6th International Conference Energy & Meteorology: Abstract Submission

Development and implementation of wind and solar generation forecasts for system operations in Colombia (774)

Sebastián Ortega 1 , Maria Camila Angel 1 , Lina Marcela Ramirez Arbelaez 1 , Juan Carlos Morales 1
  1. XM, Medellin, ANTIOQUIA, Colombia

Objective and Background

The Colombian power system is characterized by a large hydrological component, more than 60% of its generation is due to large hydropower plants which regulate their inflows and follow generation schedules by managing their reservoirs. In turn, this ability translates into an operation of the power system with a relatively low uncertainty in horizons from hours to weeks.

In the near future, a large integration of renewable energies is expected in the Colombian power system. According to UPME, Colombia┬┤s energy and mining planning unit, close to 35% of the installed capacity of the country will be due to wind and solar plants by 2023. This integration will translate into a power system that at times might reach 100% of its generation due to renewables, but this integration is also expected to translate into a higher uncertainty for its operation.

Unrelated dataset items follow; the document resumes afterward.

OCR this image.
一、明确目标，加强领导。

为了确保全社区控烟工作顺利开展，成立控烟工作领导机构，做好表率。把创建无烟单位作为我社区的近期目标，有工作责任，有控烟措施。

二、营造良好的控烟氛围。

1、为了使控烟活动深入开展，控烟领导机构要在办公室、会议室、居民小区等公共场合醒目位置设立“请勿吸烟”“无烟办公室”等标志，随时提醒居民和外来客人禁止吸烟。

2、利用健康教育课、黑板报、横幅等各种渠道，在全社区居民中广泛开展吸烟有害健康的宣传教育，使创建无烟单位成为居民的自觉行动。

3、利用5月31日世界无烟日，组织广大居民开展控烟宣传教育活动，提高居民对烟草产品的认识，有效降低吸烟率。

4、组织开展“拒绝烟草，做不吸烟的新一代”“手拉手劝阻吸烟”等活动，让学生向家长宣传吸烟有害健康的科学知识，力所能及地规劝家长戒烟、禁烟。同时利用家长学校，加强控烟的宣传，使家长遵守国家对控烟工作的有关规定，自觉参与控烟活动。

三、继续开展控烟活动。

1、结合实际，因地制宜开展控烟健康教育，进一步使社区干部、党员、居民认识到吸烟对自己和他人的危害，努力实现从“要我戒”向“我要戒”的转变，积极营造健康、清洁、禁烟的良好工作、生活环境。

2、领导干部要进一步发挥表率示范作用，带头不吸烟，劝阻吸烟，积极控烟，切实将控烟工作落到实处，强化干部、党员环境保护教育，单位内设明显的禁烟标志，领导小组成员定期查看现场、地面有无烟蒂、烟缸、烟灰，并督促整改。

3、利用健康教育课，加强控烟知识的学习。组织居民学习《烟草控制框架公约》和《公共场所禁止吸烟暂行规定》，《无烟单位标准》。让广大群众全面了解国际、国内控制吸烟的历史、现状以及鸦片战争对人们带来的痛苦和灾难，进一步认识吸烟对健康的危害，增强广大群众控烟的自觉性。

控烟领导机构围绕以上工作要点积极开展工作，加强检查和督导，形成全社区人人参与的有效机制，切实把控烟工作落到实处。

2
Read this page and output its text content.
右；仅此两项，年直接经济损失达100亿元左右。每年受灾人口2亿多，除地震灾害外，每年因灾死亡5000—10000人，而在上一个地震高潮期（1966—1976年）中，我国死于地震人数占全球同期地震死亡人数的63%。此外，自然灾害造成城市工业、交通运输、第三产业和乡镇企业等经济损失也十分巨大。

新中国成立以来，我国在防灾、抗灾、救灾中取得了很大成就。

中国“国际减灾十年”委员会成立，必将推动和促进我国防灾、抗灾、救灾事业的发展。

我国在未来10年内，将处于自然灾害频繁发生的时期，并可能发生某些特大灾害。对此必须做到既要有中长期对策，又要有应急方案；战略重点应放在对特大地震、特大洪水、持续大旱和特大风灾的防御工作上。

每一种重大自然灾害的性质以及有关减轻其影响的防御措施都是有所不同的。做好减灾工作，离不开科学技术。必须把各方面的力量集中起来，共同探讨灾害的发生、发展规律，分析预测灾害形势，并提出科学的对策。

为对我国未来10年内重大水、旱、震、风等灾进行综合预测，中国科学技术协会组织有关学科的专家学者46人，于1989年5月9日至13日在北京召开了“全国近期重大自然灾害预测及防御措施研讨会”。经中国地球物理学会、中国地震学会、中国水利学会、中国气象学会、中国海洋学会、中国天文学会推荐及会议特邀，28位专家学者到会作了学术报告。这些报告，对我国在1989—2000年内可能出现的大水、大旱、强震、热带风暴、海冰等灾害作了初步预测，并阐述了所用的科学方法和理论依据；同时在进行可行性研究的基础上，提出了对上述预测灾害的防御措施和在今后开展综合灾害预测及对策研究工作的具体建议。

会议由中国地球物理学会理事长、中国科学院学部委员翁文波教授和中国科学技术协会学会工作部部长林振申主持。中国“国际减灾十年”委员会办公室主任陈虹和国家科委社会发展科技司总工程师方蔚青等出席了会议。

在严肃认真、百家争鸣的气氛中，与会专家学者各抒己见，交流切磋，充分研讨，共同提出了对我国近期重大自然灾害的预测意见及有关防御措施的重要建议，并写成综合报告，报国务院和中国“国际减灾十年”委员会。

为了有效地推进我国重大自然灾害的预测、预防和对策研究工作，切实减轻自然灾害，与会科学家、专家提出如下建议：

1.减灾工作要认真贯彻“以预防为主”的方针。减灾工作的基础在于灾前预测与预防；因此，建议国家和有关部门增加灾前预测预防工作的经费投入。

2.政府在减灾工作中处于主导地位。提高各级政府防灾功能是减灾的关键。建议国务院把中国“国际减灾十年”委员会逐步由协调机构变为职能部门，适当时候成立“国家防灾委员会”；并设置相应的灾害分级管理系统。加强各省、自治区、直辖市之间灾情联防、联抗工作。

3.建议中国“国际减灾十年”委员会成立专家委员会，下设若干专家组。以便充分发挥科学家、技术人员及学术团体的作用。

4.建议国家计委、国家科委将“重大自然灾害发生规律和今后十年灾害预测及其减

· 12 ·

As the operators of the Colombian power system, we have been preparing in XM for this integration. Since 2017 we have been building our internal capabilities in operating variable renewable energy and have put forward regulatory proposals to best integrate them into the system. As a fundamental component of these efforts, we have developed a prototype of a system capable of forecasting solar and wind generation, a system which continues to be developed during 2019, and which will be used for planning and operating the system in the presence of renewables.

Methods

During the prototype, we developed our own forecasting methods and received forecasts from different providers. We developed and validated statistical and dynamical models to find the more suitable ones for each plant. The statistical models included linear regressions, neural networks and support vector machines. The dynamical model included statistical post-processing techniques (MOS) of the Global Forecast System (GFS). Additionally, we developed multi-model combination approaches such as linear regressions, Bayesian averaging and machine learning techniques to improve upon these forecasts.

Results, conclusion and discussion

The prototype prepared the operation of the Colombian power system to receive and generate the renewable energy forecasts required to maintain a safe and reliable operation of its power system. The experiences gained during the project allowed for a clear picture of the advantages and limitations of renewable forecasts, as well as the requirements to implement them in an operative manner.

Regarding the deviations expected from the forecasts, results showed that multi-model ensembles had a higher skill for wind forecast. The minimum mean absolute errors (MAE) for the 3-hour ahead wind forecasts were 1.5 MWh (7.5% of installed capacity), while for the week ahead horizon were 1.8 MWh (9% of capacity). For solar generation forecasts, dynamical GFS-based models showed better results than other approaches. The minimum 3-hour ahead MAE was 1 MWh (10% of installed capacity), while for day to week ahead horizons the MAE increased to 1.3 MWh (13% of capacity).